他说得兴起,比划着:“结果后来进了应天,真让他天天喝,没三天就腻了!”
席间众人都笑起来。朱标笑着摇头:“中山王还有这般少年心性的时候。”
徐妙锦掩口轻笑:
“家父在世时,也常拿这事自嘲。说年少不知饿滋味,后来才知道,那碗粥之所以香,是因为跟着太上皇,心里有指望。”
这话说进了朱元璋心坎里。他脸上的皱纹都舒展开,看向徐妙锦的目光更加柔和:
“你爹是个明白人,也是个有福的。儿女都出息。”
朱元璋似乎打开了话匣子,又说起当年和徐达、常遇春他们打仗时的趣事。
徐妙锦静静地听着,不时地为朱元璋添粥布菜。
她夹菜时很仔细,朱元璋牙口不如从前,她便专挑炖得烂糊的肉,鱼也细心剔了刺。
给朱标布菜时,多是易消化的时蔬,见他多夹了两筷子熏鱼,便轻声提醒:“陛下,这鱼略咸,您慢些用”。
朱允熥看父亲吃得比平时多了些,神色明显松弛下来,偶尔与徐妙锦目光相接,会微微颔首。
朱元璋喝完第三碗粥,忽然道:
“光听咱老头子絮叨了。妙锦啊,听说你书读得好,还会作诗,有没有应景的,念来听听。”
徐妙锦闻言一笑,脱口而出:
“絮影落无声,氤氲腊意盈。香糜融百味,笑语话三更。
冰弦咽关月,蕙质舒阁晴。但得炊烟暖,何须觅蓬瀛。”
朱元璋半晌没言语,手指在桌沿上敲了两下:
“‘但得炊烟暖,何须觅蓬瀛’,这诗好!咱当年要是有口吃的,也不会想着刀尖上舔血打江山。
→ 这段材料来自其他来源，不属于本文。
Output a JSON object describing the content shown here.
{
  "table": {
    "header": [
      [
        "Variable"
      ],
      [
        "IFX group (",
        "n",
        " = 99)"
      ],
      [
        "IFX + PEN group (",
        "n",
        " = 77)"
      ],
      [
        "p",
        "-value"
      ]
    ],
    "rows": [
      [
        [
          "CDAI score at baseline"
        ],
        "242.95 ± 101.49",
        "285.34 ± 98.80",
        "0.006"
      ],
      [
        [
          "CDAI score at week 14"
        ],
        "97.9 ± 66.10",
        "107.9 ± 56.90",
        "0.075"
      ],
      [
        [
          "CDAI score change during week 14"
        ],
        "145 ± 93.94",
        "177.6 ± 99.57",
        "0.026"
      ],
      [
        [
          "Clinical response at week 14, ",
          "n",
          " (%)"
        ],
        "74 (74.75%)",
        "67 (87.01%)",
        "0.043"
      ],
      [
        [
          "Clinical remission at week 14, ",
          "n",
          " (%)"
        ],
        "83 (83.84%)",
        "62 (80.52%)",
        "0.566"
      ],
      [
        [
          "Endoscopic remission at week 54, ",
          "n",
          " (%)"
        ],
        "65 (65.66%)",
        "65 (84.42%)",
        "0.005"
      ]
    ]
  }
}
“
说着,看向朱允熥:
“你小子,就不吟上几句?大本堂白混了几年,肚子里一点墨水也无。我都替你臊得慌。”
朱允熥起身拱手:“皇祖既这样说,孙儿就胡诌几句吧。
海潮涤旧礁,雪浪育新苗。非为贪鲛室,敢辞射虎骁?
天伦烹鼎镬,边塞冷弓刀。愿掬一勺暖,分辉照海辽。”
朱元璋嘿地笑出声:“标儿,听见没?你这儿子,一碗腊八粥,喝出开疆拓土的味儿来了!”
朱标也笑了:“年少轻狂,大言不惭。”
徐妙锦看向朱标,柔声道:“太子志存高远,实乃社稷之福。”
郭惠妃笑道:“都是好孩子,出口成章,咱也听不明白。太上皇,您再尝块糟鹅?”
朱元璋嗯了一声,对众人说:"都吃,都吃,别愣着。“
徐妙锦也夹了一块鲜嫩的脯子肉,放入朱标碟中。
腊八粥见底了,夜色也更深。郭惠妃看看时辰,道:“太上皇,时辰不早了,您也该歇了。”
朱元璋挥挥手:“知道啦。都回去好好歇着吧。”
朱允熥起身行礼告退,郭惠妃向徐令娴招了招手。
徐令娴微微一怔,走近前去。郭惠妃附在她耳边,低声说了一句什么。
徐令娴脸上腾地红了,飞快地瞟了朱允熥一眼,垂下头去。
回东宫的路上,雪又飘起来了。
朱允熥握着徐令娴的手,低声问道:“方才惠妃娘娘同你说什么了?”
徐令娴挣了挣手,声音细若蚊蚋:“你管娘娘说什么,不关你的事。”
朱允熥看她羞窘模样,已猜到了八九分,将她的手握得更紧了些。